Pueblo: Hopi Pueblo
Grace Navasie, the daughter of Joy Navasie (Frog Woman). The Navasie family is one of the premier Hopi pottery families, and has produced a legacy of potters stemming from the original Frog Woman – Paqua.
Joy Navasie has been credited with the development of the white slip pottery style, and as a result, her children have remained faithful. Grace explained that many traditional Hopi motifs include parrot and parrot feather symbols, but many overlook them or mistake them for “rainbird” designs, or even eagle patterns. The beautiful colors are a result of all natural pigments such as the “bee-weed” and hematite mineral. Amazingly, these pigments are still gathered from areas around First Mesa (where pottery originated among the Hopi, and remains alive today).

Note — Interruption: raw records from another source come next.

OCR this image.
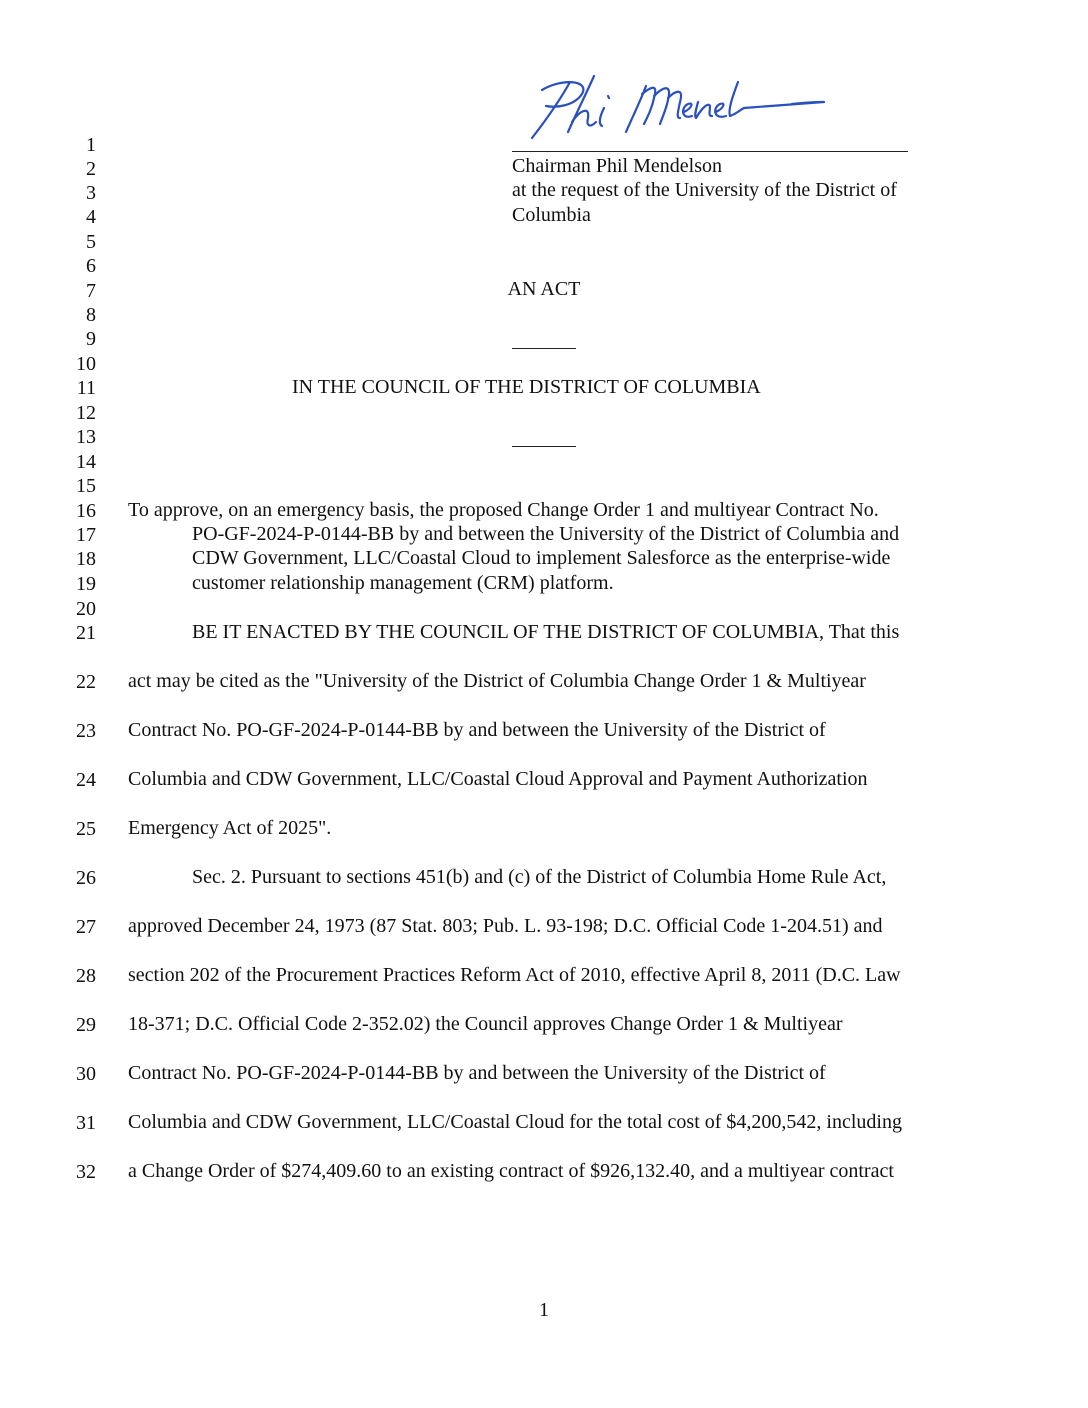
1
2
3
4
5
6
7
8
9
10
11
12
13
14
15
16
17
18
19
20
21
22
23
24
25
26
27
28
29
30
31
32
Chairman Phil Mendelson
at the request of the University of the District of
Columbia
AN ACT
IN THE COUNCIL OF THE DISTRICT OF COLUMBIA
To approve, on an emergency basis, the proposed Change Order 1 and multiyear Contract No.
PO-GF-2024-P-0144-BB by and between the University of the District of Columbia and
CDW Government, LLC/Coastal Cloud to implement Salesforce as the enterprise-wide
customer relationship management (CRM) platform.
BE IT ENACTED BY THE COUNCIL OF THE DISTRICT OF COLUMBIA, That this
act may be cited as the "University of the District of Columbia Change Order 1 & Multiyear
Contract No. PO-GF-2024-P-0144-BB by and between the University of the District of
Columbia and CDW Government, LLC/Coastal Cloud Approval and Payment Authorization
Emergency Act of 2025".
Sec. 2. Pursuant to sections 451(b) and (c) of the District of Columbia Home Rule Act,
approved December 24, 1973 (87 Stat. 803; Pub. L. 93-198; D.C. Official Code 1-204.51) and
section 202 of the Procurement Practices Reform Act of 2010, effective April 8, 2011 (D.C. Law
18-371; D.C. Official Code 2-352.02) the Council approves Change Order 1 & Multiyear
Contract No. PO-GF-2024-P-0144-BB by and between the University of the District of
Columbia and CDW Government, LLC/Coastal Cloud for the total cost of $4,200,542, including
a Change Order of $274,409.60 to an existing contract of $926,132.40, and a multiyear contract
1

The processing of these pigments is all done by hand with traditional tools, such as the matate stone, similar to the ones used for early Hopi corn grinding, to process the hematite and “Bee-weed.” Then the details are all added meticulously with the delicate strands of the yucca reed, which has been split into several fine strands, to be used as a brush.
Grace lives at the lower village of Polacca, at First Mesa and continues to adhere to the traditional styles her mother introduced. She can be found featured in several works on the Hopi, including Rick Dillingham’s book Fourteen Families in Pueblo Pottery, and in Lillian Peasser’s book Pueblo Pottery Families.